The American Association of Pediatrics recommends exclusive breastfeeding for six months and continuing for one year or longer, stating that breastfed infants have lower rates of respiratory tract infections, gastrointestinal problems, allergies, obesity and more. Considering these health benefits - and the bonding that comes with the physical contact - it's only natural that some women are willing to undertake some rigorous preparation to nurse babies they didn't give birth to.

As Masha's birth approached, Eglash suggested frequent use of a breast pump. Once Masha came home, Parker used a Supplemental Nursing System (SNS), a bottle with tubes that can be placed next to the nipple. When Masha sucked, she got milk from the bottle (either donated breast milk or formula) along with the milk that Parker produced, and the suckling stimulated milk production. Eglash says some women benefit from birth control pills (which essentially simulate pregnancy but need to be stopped at least a month before breastfeeding) and drugs that increase milk supply. Other women use herbs, like fenugreek.

Monica Vohmann, a family medicine and obstetrics physician at Group Health Cooperative, had already breastfed her biological daughter when she and her husband adopted their son Jaden when he was 10 days old. "He was very interested in breastfeeding from the get-go," says Vohmann. "Around month three, he was still wanting to nurse on me all the time, so I decided to just do it." She dedicated a 10-day vacation to relactation, latching Jaden onto her breast every three hours. The combination of the SNS, pumping, Chinese herbs and a couple months of taking Domperidone (an anti-nausea drug sometimes used "off-label" to stimulate milk production) worked.

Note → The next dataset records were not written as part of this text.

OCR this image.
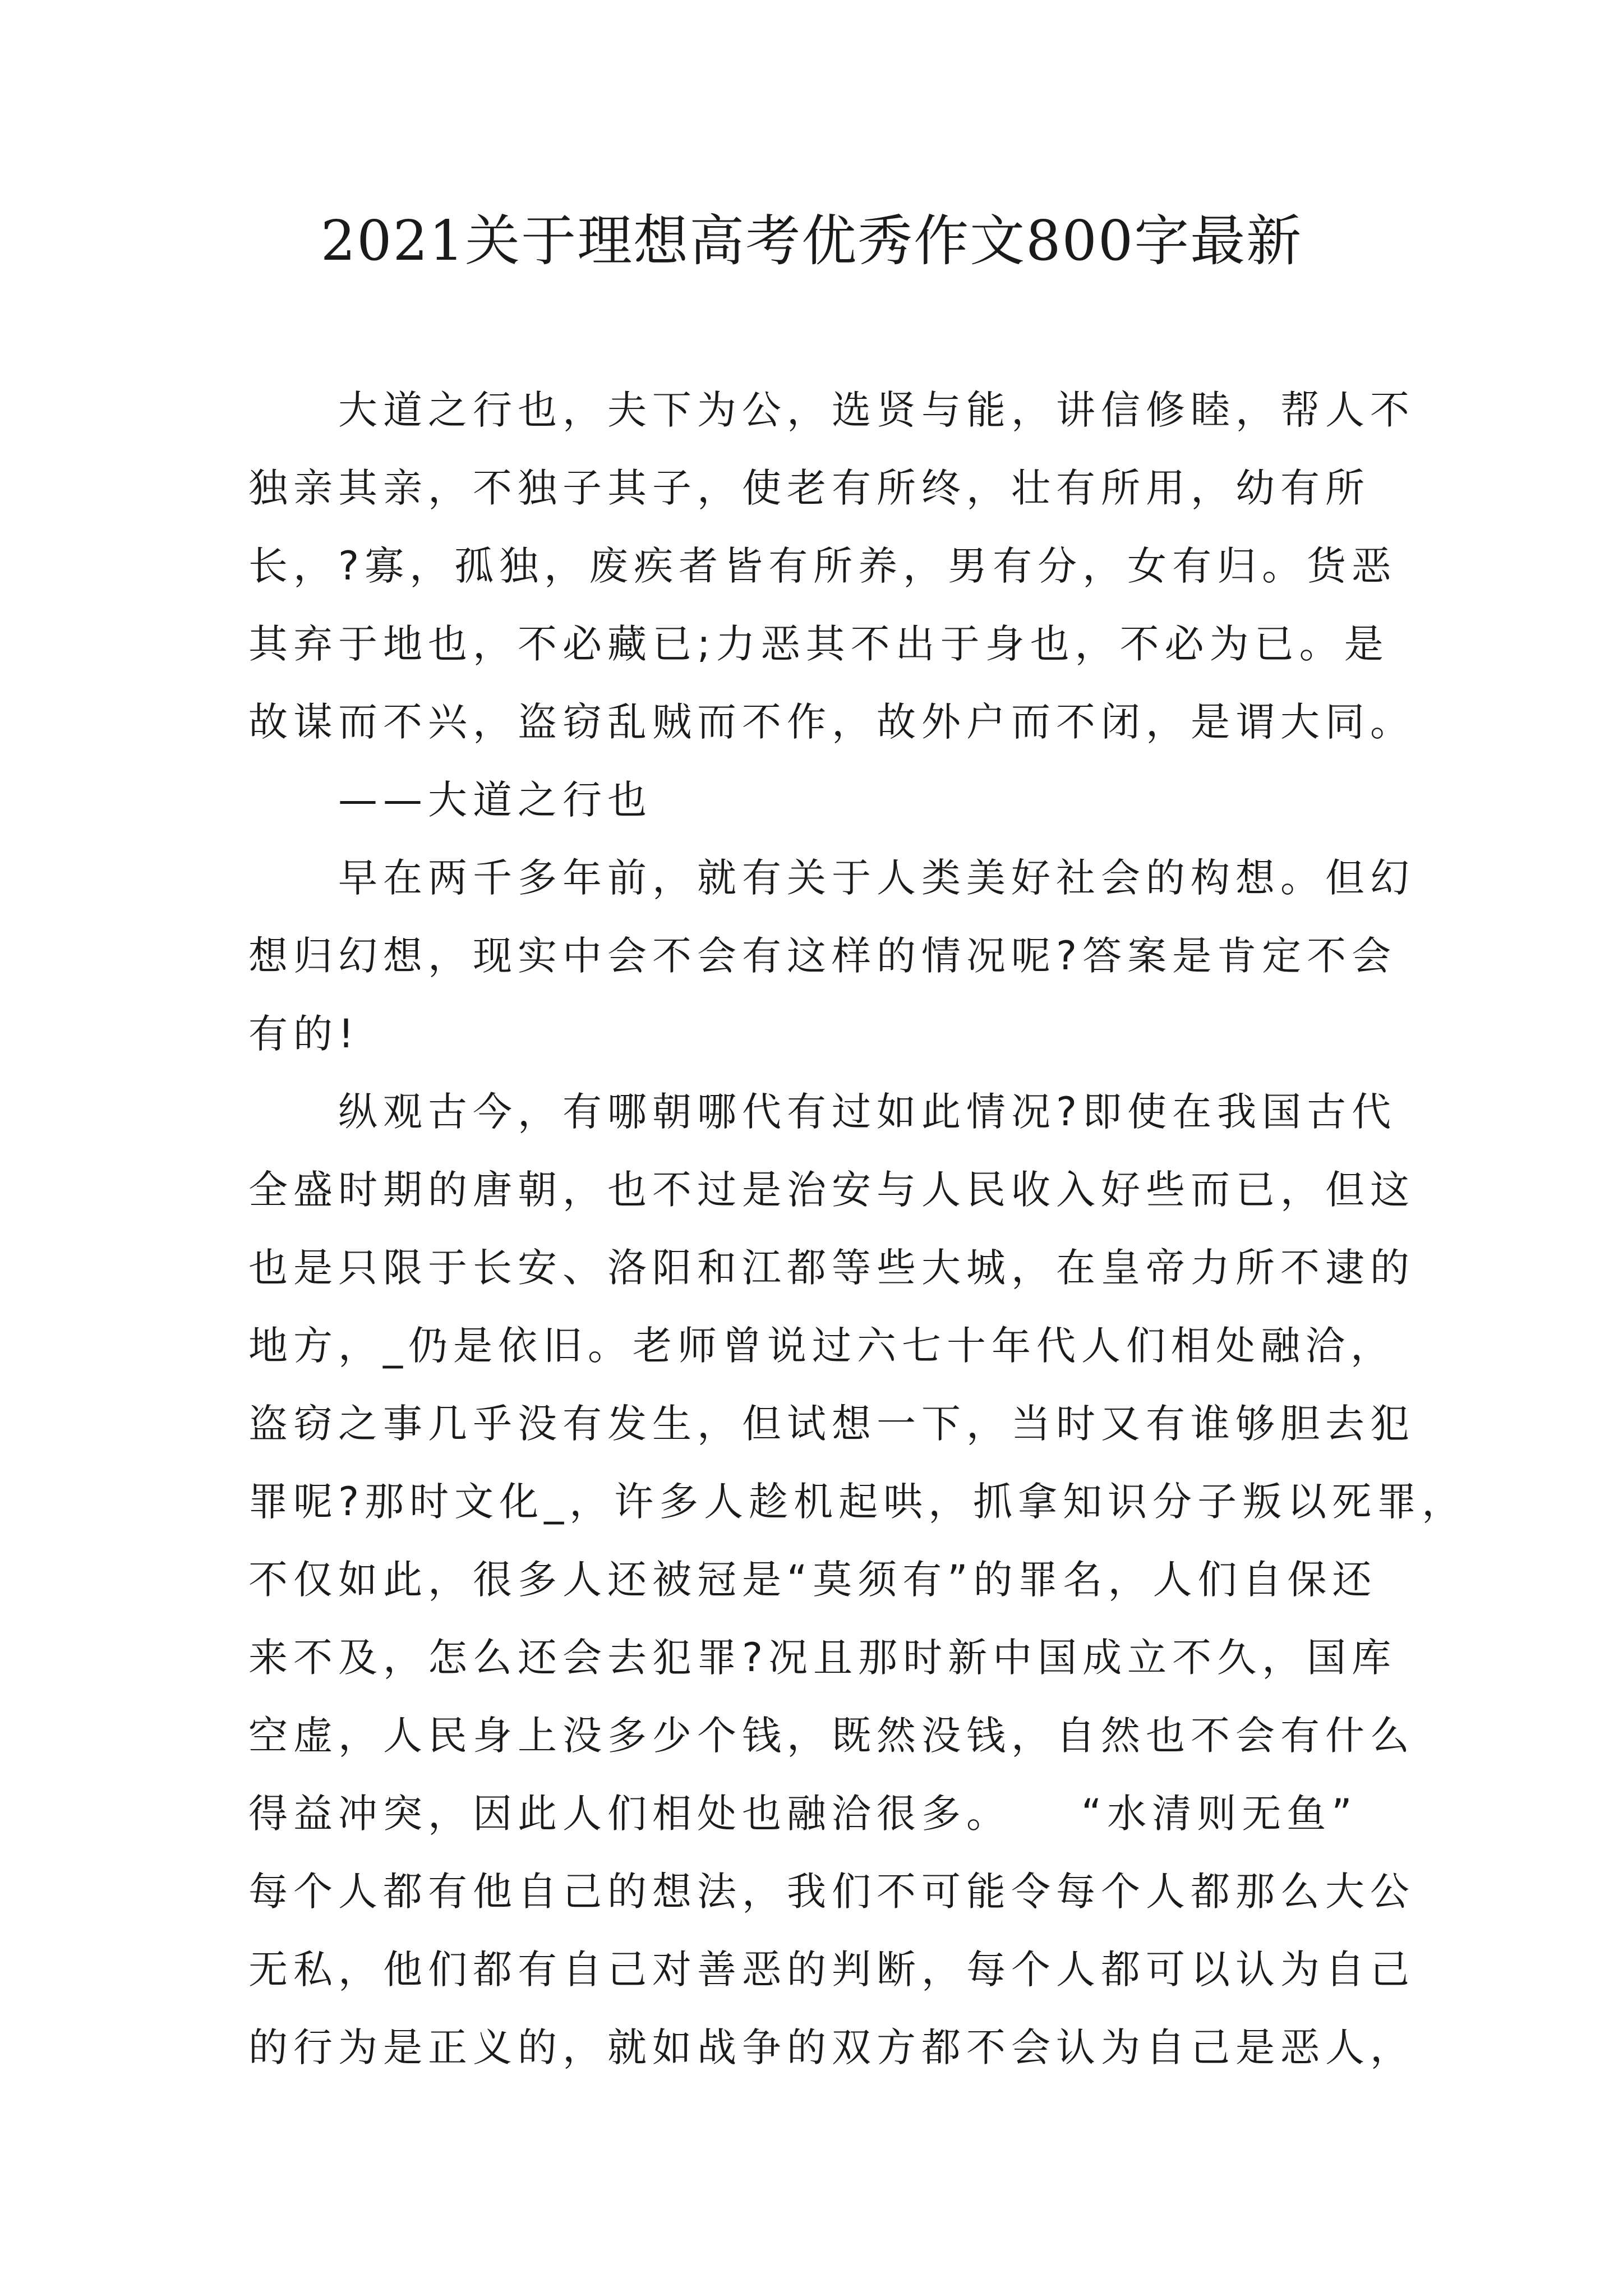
2021关于理想高考优秀作文800字最新
大道之行也，夫下为公，选贤与能，讲信修睦，帮人不
独亲其亲，不独子其子，使老有所终，壮有所用，幼有所
长，?寡，孤独，废疾者皆有所养，男有分，女有归。货恶
其弃于地也，不必藏已;力恶其不出于身也，不必为已。是
故谋而不兴，盗窃乱贼而不作，故外户而不闭，是谓大同。
——大道之行也
早在两千多年前，就有关于人类美好社会的构想。但幻
想归幻想，现实中会不会有这样的情况呢?答案是肯定不会
有的!
纵观古今，有哪朝哪代有过如此情况?即使在我国古代
全盛时期的唐朝，也不过是治安与人民收入好些而已，但这
也是只限于长安、洛阳和江都等些大城，在皇帝力所不逮的
地方，_仍是依旧。老师曾说过六七十年代人们相处融洽，
盗窃之事几乎没有发生，但试想一下，当时又有谁够胆去犯
罪呢?那时文化_，许多人趁机起哄，抓拿知识分子叛以死罪，
不仅如此，很多人还被冠是“莫须有”的罪名，人们自保还
来不及，怎么还会去犯罪?况且那时新中国成立不久，国库
空虚，人民身上没多少个钱，既然没钱，自然也不会有什么
得益冲突，因此人们相处也融洽很多。　　“水清则无鱼”
每个人都有他自己的想法，我们不可能令每个人都那么大公
无私，他们都有自己对善恶的判断，每个人都可以认为自己
的行为是正义的，就如战争的双方都不会认为自己是恶人，
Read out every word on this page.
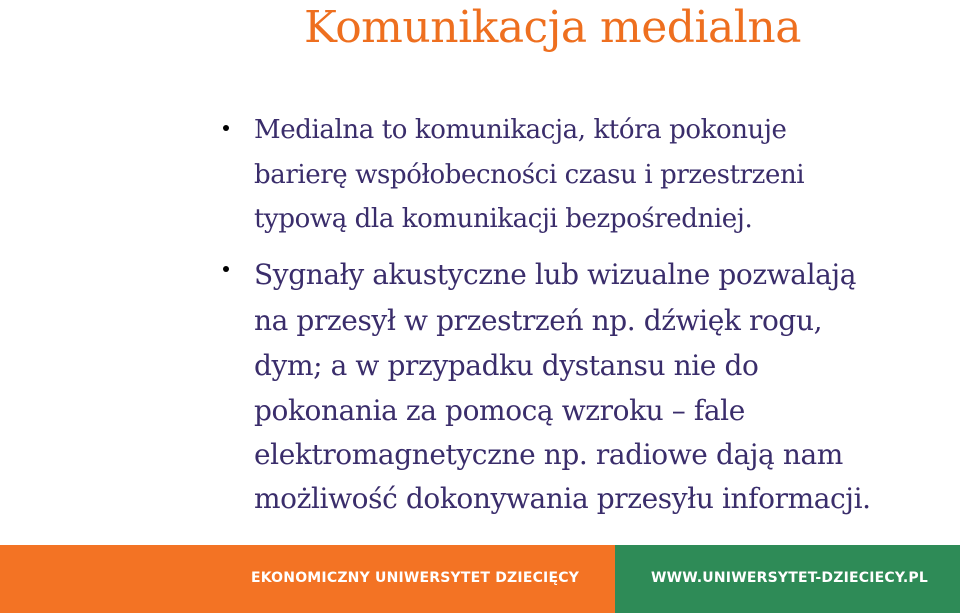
Komunikacja medialna

Medialna to komunikacja, która pokonuje

barierę współobecności czasu i przestrzeni

typową dla komunikacji bezpośredniej.

Sygnały akustyczne lub wizualne pozwalają

na przesył w przestrzeń np. dźwięk rogu,

dym; a w przypadku dystansu nie do

pokonania za pomocą wzroku – fale

elektromagnetyczne np. radiowe dają nam

możliwość dokonywania przesyłu informacji.

EKONOMICZNY UNIWERSYTET DZIECIĘCY	WWW.UNIWERSYTET-DZIECIECY.PL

Vohmann nursed Jaden for 15 months. "It was very nice when Jaden was three or four and he would come home from preschool and say, 'Was I in your belly?' I'd have to say, 'No, you weren't in my belly, but I breastfed you; you were at my breast all the time.' That physical connection, I think, meant something to him."

Eglash says it's fairly rare in her practice for women to inquire about adoptive breastfeeding. "Most of my patients who adopt would never consider it. I think they don't see it as part of adoption. One thing that makes it really challenging is that they don't know when they will get the baby."

"It was very challenging," says Lia Gima, a full-time mom and home-school educator in Milwaukee. She and her partner, Barbara Basaj, began considering adoptive breastfeeding about a year before they adopted. (Their children are now 9.) Gima's mother, a lactation consultant, started them both on herbs and supplements, and both women began pumping and filling their freezer with milk as the birthmother's due date approached. On the morning the biological mother went into labor, the couple discovered they were adopting twins.

Gima says it was tricky keeping enough milk in the house for two babies and coordinating nursing with the SNS tube. But it was worth the struggle.

"Breastfeeding and co-sleeping really helped with attachment, which can be tough for adoptive families, as children who have experienced trauma often have trouble receiving the love their parents have to give," says Gima.

Despite the fact that their twins began life in NICU incubators, they are now "amazingly strong and healthy," says Gima. "I credit the breast milk."

"I feel probably the same as any mother who breastfeeds," says Parker, baby Masha cooing at her breast. "Having those times every day of calm and close time with my baby is really special. All those benefits are equally important for a child who is adopted."